Use warfarin appropriately

The second performance measure relates to the use of warfarin, which has been shown to decrease the risk of stroke, he notes.

Anticoagulation with a vitamin-K antagonist such as warfarin is recommended for patients with more than one moderate-risk factor. Aspirin is recommended as an alternative to warfarin in low-risk patients and in those with contraindications to warfarin.

"In particular, physicians need to use warfarin appropriately in individuals who are at risk for stroke and who don't have a contraindication to warfarin." And the third recommendation—"which is very straightforward—is that patients need to be monitored on warfarin, with at least monthly assessment of INR once anticoagulation is stable."

"So each physician should look at the risks and benefits and use warfarin in patients at high risk for stroke who don't have a contraindication to it," he surmises.

Antithrombotic therapy for patients with nonvalvular AF

Risk category Recommended therapy
No risk factors Aspirin 81 to 325 mg daily
One moderate-risk factor Aspirin 81 to 325 mg daily or warfarin (INR to 2.0-3.0, target 2.5)
Any high-risk factor or more than one moderate-risk factor Warfarin (INR to 2.0-3.0, target 2.5)
Hope that performance measures will improve outcomes

"Essentially, what we are trying to do is to give the physician a practical tool that they can fill out in their office, and that really is the essence of these performance measures," Estes notes.

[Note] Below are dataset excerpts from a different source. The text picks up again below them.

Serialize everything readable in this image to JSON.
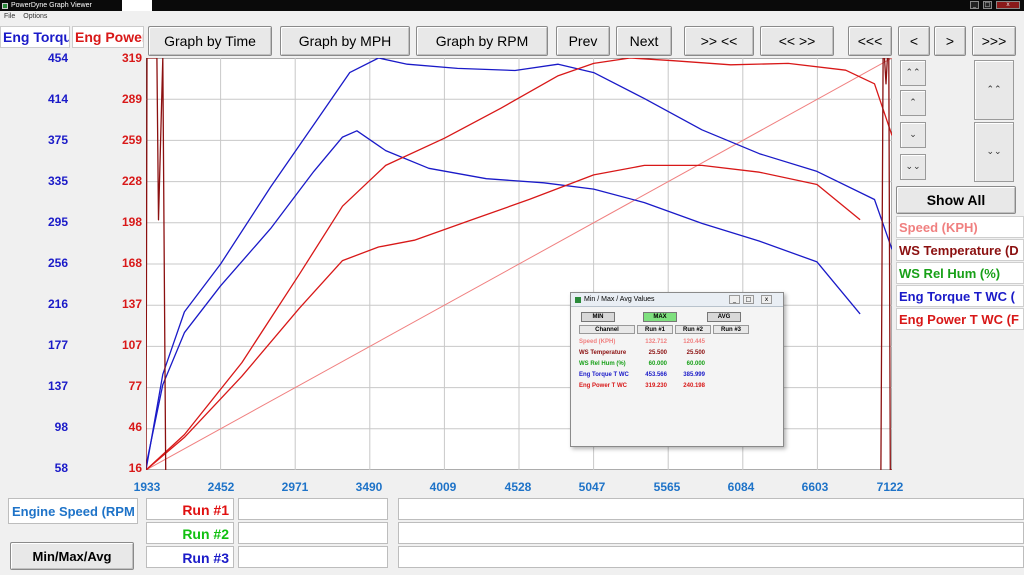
{
  "window": {
    "title": "PowerDyne Graph Viewer",
    "min": "_",
    "max": "□",
    "close": "x"
  },
  "menu": [
    "File",
    "Options"
  ],
  "y_boxes": {
    "torque": "Eng Torque",
    "power": "Eng Power"
  },
  "toolbar": {
    "graph_by_time": "Graph by Time",
    "graph_by_mph": "Graph by MPH",
    "graph_by_rpm": "Graph by RPM",
    "prev": "Prev",
    "next": "Next",
    "zoom_in": ">> <<",
    "zoom_out": "<< >>",
    "scroll_far_left": "<<<",
    "scroll_left": "<",
    "scroll_right": ">",
    "scroll_far_right": ">>>"
  },
  "side_controls": {
    "show_all": "Show All",
    "up_up": "⌃⌃",
    "up": "⌃",
    "down": "⌄",
    "down_down": "⌄⌄",
    "tall_up": "⌃⌃",
    "tall_down": "⌄⌄"
  },
  "legend": [
    {
      "label": "Speed (KPH)",
      "color": "#f08080"
    },
    {
      "label": "WS Temperature (D",
      "color": "#8b1010"
    },
    {
      "label": "WS Rel Hum (%)",
      "color": "#18a018"
    },
    {
      "label": "Eng Torque T WC (",
      "color": "#1a1ac8"
    },
    {
      "label": "Eng Power T WC (F",
      "color": "#d81818"
    }
  ],
  "bottom": {
    "x_channel": "Engine Speed (RPM",
    "runs": [
      {
        "label": "Run #1",
        "color": "#e01010"
      },
      {
        "label": "Run #2",
        "color": "#10c010"
      },
      {
        "label": "Run #3",
        "color": "#1a1ac8"
      }
    ],
    "minmax_button": "Min/Max/Avg"
  },
  "dialog": {
    "title": "Min / Max / Avg Values",
    "buttons": {
      "min": "MIN",
      "max": "MAX",
      "avg": "AVG"
    },
    "headers": [
      "Channel",
      "Run #1",
      "Run #2",
      "Run #3"
    ],
    "rows": [
      {
        "channel": "Speed (KPH)",
        "run1": "132.712",
        "run2": "120.445",
        "run3": "",
        "color": "#f08080"
      },
      {
        "channel": "WS Temperature",
        "run1": "25.500",
        "run2": "25.500",
        "run3": "",
        "color": "#8b1010"
      },
      {
        "channel": "WS Rel Hum (%)",
        "run1": "60.000",
        "run2": "60.000",
        "run3": "",
        "color": "#18a018"
      },
      {
        "channel": "Eng Torque T WC",
        "run1": "453.566",
        "run2": "385.999",
        "run3": "",
        "color": "#1a1ac8"
      },
      {
        "channel": "Eng Power T WC",
        "run1": "319.230",
        "run2": "240.198",
        "run3": "",
        "color": "#d81818"
      }
    ]
  },
  "chart_data": {
    "type": "line",
    "x_ticks": [
      "1933",
      "2452",
      "2971",
      "3490",
      "4009",
      "4528",
      "5047",
      "5565",
      "6084",
      "6603",
      "7122"
    ],
    "xlim": [
      1933,
      7122
    ],
    "y_left_ticks": [
      "454",
      "414",
      "375",
      "335",
      "295",
      "256",
      "216",
      "177",
      "137",
      "98",
      "58"
    ],
    "y_left_color": "#1a1ac8",
    "ylim_left": [
      58,
      454
    ],
    "y_right_ticks": [
      "319",
      "289",
      "259",
      "228",
      "198",
      "168",
      "137",
      "107",
      "77",
      "46",
      "16"
    ],
    "y_right_color": "#d81818",
    "ylim_right": [
      16,
      319
    ],
    "grid": true,
    "series": [
      {
        "name": "Speed (KPH)",
        "color": "#f08080",
        "axis": "power",
        "width": 1,
        "x": [
          1933,
          7122
        ],
        "y": [
          16,
          319
        ]
      },
      {
        "name": "Eng Torque T WC",
        "run": 1,
        "color": "#1a1ac8",
        "axis": "torque",
        "width": 1.3,
        "x": [
          1933,
          2050,
          2200,
          2452,
          2800,
          3100,
          3350,
          3550,
          3750,
          4100,
          4500,
          4800,
          5047,
          5400,
          5800,
          6200,
          6600,
          7000,
          7122
        ],
        "y": [
          58,
          150,
          210,
          256,
          330,
          390,
          440,
          454,
          448,
          444,
          442,
          448,
          440,
          415,
          385,
          362,
          345,
          318,
          270
        ]
      },
      {
        "name": "Eng Torque T WC",
        "run": 2,
        "color": "#1a1ac8",
        "axis": "torque",
        "width": 1.3,
        "x": [
          1933,
          2050,
          2200,
          2452,
          2800,
          3100,
          3300,
          3400,
          3600,
          3900,
          4300,
          4700,
          5047,
          5400,
          5800,
          6200,
          6600,
          6900
        ],
        "y": [
          62,
          140,
          190,
          235,
          290,
          345,
          378,
          384,
          365,
          348,
          338,
          334,
          328,
          315,
          295,
          278,
          258,
          208
        ]
      },
      {
        "name": "Eng Power T WC",
        "run": 1,
        "color": "#d81818",
        "axis": "power",
        "width": 1.3,
        "x": [
          1933,
          2200,
          2600,
          3000,
          3300,
          3600,
          4009,
          4400,
          4800,
          5047,
          5300,
          5600,
          6000,
          6400,
          6800,
          7000,
          7122
        ],
        "y": [
          16,
          42,
          95,
          160,
          210,
          240,
          260,
          282,
          306,
          315,
          319,
          317,
          314,
          315,
          310,
          300,
          262
        ]
      },
      {
        "name": "Eng Power T WC",
        "run": 2,
        "color": "#d81818",
        "axis": "power",
        "width": 1.3,
        "x": [
          1933,
          2200,
          2600,
          3000,
          3300,
          3550,
          3800,
          4200,
          4600,
          5047,
          5400,
          5800,
          6200,
          6600,
          6900
        ],
        "y": [
          16,
          40,
          85,
          135,
          170,
          180,
          185,
          200,
          215,
          233,
          240,
          240,
          235,
          226,
          200
        ]
      },
      {
        "name": "WS Temperature",
        "run": 1,
        "color": "#8b1010",
        "axis": "power",
        "width": 1.3,
        "x": [
          1933,
          1940,
          2009,
          2020,
          2050,
          2070
        ],
        "y": [
          16,
          319,
          319,
          200,
          319,
          16
        ]
      },
      {
        "name": "WS Temperature",
        "run": 2,
        "color": "#8b1010",
        "axis": "power",
        "width": 1.3,
        "x": [
          7045,
          7060,
          7070,
          7080,
          7090,
          7100,
          7110,
          7122
        ],
        "y": [
          16,
          319,
          319,
          300,
          319,
          319,
          16,
          16
        ]
      }
    ]
  }
}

"Ultimately, it's probable that these will be linked with electronic medical records so that this information can be extracted automatically from the physician record, and there will be a mechanism of collecting these data in the individual practice. Then, if one is falling short on any of these measures, it will be an indication that physicians need to train their staff and/or modify their own procedures to follow the guidelines."

Then, it is hoped, in the future, it will be possible to judge whether these clinical performance measures have improved outcomes, says Estes: "We hope to see whether patients have fewer strokes, a better quality of life, and live longer, but that tool is not clearly defined as yet."